使用read_csv获取country数据，读取前十行的数据，只选取Country、Birthrate和Service，将其中的数据变成DataFrame,并使用to_csv函数将结果存到本地的country.csv文件中。

country_info= pd.read_csv('D:\Downloads\country.csv')
print(country_info.head(10))    #查看前10行数据
print(country_info[['Country','Birthrate','Service']])  #提取数据
df_country = pd.DataFrame(country_info[['Country','Birthrate','Service']])  #提取数据
print(df_country)
df_country.to_csv('D:\Downloads\country.csv',index=False) #保存数据但不保存索引

Filtering

country_info= pd.read_csv("D:\Downloads\country.csv")

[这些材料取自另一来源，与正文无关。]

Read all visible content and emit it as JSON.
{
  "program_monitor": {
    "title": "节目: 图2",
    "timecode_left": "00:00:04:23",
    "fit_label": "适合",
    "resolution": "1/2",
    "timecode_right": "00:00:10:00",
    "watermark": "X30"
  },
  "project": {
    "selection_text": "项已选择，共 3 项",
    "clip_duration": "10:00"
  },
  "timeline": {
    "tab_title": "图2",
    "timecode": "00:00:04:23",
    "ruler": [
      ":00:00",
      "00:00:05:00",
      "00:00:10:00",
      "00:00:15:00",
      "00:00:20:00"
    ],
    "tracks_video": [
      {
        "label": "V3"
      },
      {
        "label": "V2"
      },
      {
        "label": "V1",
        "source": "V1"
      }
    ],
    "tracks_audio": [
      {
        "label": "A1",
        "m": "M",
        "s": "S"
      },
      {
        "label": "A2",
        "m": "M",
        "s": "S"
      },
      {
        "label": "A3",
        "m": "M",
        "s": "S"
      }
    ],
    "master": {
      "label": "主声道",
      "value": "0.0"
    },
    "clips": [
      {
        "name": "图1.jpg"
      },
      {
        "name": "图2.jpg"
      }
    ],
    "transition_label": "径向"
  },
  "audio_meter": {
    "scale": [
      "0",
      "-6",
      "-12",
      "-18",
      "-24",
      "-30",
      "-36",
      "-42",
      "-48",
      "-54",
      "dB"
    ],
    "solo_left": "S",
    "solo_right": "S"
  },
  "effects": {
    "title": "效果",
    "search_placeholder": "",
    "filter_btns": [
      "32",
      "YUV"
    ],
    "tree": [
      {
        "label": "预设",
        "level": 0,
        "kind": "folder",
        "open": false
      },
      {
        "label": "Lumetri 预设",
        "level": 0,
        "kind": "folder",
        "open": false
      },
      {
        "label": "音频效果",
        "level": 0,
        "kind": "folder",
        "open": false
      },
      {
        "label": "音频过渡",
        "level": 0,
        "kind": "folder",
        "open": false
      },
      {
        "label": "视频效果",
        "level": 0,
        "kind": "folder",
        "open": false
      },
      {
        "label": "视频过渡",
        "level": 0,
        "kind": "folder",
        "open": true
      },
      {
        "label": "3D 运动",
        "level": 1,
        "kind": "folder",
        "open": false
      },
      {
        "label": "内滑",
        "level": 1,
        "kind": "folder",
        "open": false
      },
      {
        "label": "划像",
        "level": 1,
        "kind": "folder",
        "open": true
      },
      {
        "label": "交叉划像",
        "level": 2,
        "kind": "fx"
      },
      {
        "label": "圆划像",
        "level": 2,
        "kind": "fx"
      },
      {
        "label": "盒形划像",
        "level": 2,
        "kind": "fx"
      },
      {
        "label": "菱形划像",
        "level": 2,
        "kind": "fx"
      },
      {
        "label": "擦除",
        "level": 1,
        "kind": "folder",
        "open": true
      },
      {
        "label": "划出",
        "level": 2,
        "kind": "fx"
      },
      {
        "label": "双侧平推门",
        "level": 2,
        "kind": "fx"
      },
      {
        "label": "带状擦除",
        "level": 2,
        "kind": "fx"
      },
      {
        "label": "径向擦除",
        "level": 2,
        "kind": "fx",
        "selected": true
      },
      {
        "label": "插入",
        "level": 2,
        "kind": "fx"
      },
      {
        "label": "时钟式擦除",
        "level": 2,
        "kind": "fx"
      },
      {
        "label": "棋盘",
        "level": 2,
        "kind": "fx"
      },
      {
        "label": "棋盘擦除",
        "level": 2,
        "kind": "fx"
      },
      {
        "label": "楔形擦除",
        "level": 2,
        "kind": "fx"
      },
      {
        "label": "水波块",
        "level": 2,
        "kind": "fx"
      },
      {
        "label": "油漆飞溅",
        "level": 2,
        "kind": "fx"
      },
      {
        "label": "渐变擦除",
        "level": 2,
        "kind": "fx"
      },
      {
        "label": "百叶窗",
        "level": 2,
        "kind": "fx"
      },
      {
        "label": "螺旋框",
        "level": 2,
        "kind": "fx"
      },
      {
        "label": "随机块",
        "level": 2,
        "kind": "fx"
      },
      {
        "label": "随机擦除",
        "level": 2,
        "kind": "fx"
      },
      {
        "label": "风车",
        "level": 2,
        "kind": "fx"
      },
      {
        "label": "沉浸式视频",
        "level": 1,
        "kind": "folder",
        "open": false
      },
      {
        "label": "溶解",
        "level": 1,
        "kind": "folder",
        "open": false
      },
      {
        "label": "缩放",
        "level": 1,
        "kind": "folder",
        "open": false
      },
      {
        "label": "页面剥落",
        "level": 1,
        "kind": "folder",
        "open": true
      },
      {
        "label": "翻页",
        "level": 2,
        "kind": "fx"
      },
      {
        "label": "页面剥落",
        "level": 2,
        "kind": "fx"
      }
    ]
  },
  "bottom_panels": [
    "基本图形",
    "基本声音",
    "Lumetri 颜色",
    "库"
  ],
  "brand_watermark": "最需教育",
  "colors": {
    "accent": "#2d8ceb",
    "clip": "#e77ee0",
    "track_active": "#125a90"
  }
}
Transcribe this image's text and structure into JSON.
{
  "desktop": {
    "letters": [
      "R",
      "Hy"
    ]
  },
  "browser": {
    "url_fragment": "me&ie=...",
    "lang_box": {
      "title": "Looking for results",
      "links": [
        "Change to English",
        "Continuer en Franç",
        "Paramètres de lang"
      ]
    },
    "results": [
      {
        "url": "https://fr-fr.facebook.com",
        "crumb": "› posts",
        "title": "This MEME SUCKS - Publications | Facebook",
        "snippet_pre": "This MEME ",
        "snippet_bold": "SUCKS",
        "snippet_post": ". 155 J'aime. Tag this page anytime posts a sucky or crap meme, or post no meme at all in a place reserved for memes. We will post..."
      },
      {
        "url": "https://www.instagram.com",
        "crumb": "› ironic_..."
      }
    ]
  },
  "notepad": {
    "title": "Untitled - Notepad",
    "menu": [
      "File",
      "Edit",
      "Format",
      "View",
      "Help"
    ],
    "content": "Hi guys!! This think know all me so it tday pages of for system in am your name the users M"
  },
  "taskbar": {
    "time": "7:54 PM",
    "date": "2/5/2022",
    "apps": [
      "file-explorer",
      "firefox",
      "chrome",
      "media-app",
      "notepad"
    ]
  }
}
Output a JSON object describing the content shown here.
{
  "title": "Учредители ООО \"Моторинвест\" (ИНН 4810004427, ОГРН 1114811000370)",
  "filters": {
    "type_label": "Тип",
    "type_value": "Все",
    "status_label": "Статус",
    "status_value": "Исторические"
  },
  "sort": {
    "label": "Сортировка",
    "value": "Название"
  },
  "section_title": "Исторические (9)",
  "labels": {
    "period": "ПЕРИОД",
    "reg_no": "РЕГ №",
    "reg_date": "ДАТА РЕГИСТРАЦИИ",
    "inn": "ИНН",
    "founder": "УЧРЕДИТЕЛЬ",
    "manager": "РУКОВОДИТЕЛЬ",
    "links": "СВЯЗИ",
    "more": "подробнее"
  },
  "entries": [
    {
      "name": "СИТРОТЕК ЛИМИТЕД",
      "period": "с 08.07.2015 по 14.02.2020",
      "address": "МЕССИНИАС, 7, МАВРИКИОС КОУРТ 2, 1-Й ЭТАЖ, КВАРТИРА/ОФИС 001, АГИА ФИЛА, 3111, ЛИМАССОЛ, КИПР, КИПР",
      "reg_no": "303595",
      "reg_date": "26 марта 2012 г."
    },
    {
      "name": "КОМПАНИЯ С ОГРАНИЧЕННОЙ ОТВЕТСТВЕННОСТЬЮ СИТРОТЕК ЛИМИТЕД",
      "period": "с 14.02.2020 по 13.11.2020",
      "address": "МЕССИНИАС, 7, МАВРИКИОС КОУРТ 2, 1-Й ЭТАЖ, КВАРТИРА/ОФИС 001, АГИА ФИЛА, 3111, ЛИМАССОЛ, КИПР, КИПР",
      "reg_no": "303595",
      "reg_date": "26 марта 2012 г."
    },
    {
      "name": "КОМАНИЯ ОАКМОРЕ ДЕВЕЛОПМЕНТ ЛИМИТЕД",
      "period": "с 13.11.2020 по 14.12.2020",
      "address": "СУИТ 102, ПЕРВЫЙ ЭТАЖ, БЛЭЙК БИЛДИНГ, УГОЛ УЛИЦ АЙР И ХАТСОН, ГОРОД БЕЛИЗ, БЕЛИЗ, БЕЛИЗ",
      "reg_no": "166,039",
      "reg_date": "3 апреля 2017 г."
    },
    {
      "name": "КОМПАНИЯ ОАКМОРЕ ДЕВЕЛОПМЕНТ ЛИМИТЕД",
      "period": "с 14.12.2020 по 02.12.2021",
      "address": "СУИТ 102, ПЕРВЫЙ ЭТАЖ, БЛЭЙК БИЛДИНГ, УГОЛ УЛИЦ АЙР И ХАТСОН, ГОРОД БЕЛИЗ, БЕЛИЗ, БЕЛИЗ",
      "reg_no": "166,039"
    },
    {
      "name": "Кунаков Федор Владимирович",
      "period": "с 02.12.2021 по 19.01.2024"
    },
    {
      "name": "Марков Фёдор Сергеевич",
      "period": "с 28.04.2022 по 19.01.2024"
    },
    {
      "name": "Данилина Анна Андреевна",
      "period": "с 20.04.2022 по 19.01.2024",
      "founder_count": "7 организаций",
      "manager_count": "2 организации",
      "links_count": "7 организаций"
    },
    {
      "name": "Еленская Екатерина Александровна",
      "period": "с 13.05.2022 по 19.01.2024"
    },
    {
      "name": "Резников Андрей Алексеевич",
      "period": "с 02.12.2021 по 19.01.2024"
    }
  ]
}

print(country_info['Net migration'] =='0')  # 选出净移民为0的国家
zero_migration_filter = (country_info['Net migration'] =='0') # 选出净移民为0的国家
print(country_info[zero_migration_filter]) # 输出净移民为0的国家

print(country_info.loc[zero_migration_filter,['Region','Country','Net migration']]) # 输出净移民为0的国家的地区、国家名和净移民数
low_migration_filter = (country_info['Net migration'] <'100') # 选出净移民小于100的国家
print(country_info.loc[low_migration_filter,['Region','Population']]) # 输出净移民小于100的国家的地区和人口数
and_filter = (country_info['Deathrate']>'1000')&(country_info['Population']<10000) # 选出死亡率大于1000且人口小于10000的国家
print(country_info.loc[and_filter,['Region','Population']]) # 输出死亡率大于1000且人口小于10000的国家的地区和人口数
or_filter = (country_info['Deathrate']>'1000')|(country_info['Population']<10000) # 选出死亡率大于1000或人口小于10000的国家
print(country_info.loc[or_filter,['Region','Population']]) # 输出死亡率大于1000或人口小于10000的国家的地区和人口数
population_filter = (country_info['Population']>100000) # 选出人口大于100000的国家
print(country_info.loc[~population_filter,['Region','Population']]) # 输出人口不大于100000的国家的地区和人口数

countries = ['China','Japan','United States','Russia','India'] # 选出中国、日本、美国、俄罗斯和印度的数据
infilter = country_info['Country'].isin(countries) # 选出中国、日本、美国、俄罗斯和印度的数据
print(country_info.loc[infilter,['Region','Population']]) # 输出中国、日本、美国、俄罗斯和印度的地区和人口数
str_filter = country_info['Country'].str.contains("A") # 选出国家名中包含字母“A”的国家
print(country_info.loc[~str_filter,['Region','Population']]) # 输出国家名中不包含字母“A”的国家的地区和人口数
str_filter2 = country_info['Country'].str.contains("A|Z") # 选出国家名中包含字母“A”或“Z”的国家
print(country_info.loc[str_filter2,['Region','Population']]) # 输出国家名中包含字母“A”或“Z”的国家的地区和人口数
str_filter3 = country_info['Country'].str.contains("[a-m]") # 选出国家名中包含字母“A”到“M”的国家
print(country_info.loc[str_filter3,['Region','Population']]) # 输出国家名中包含字母“A”到“M”的国家的地区和人口数

排序和增删查改

1、排序搜索

survey_df = pd.read_csv("D:\Downloads\small_survey_results.csv")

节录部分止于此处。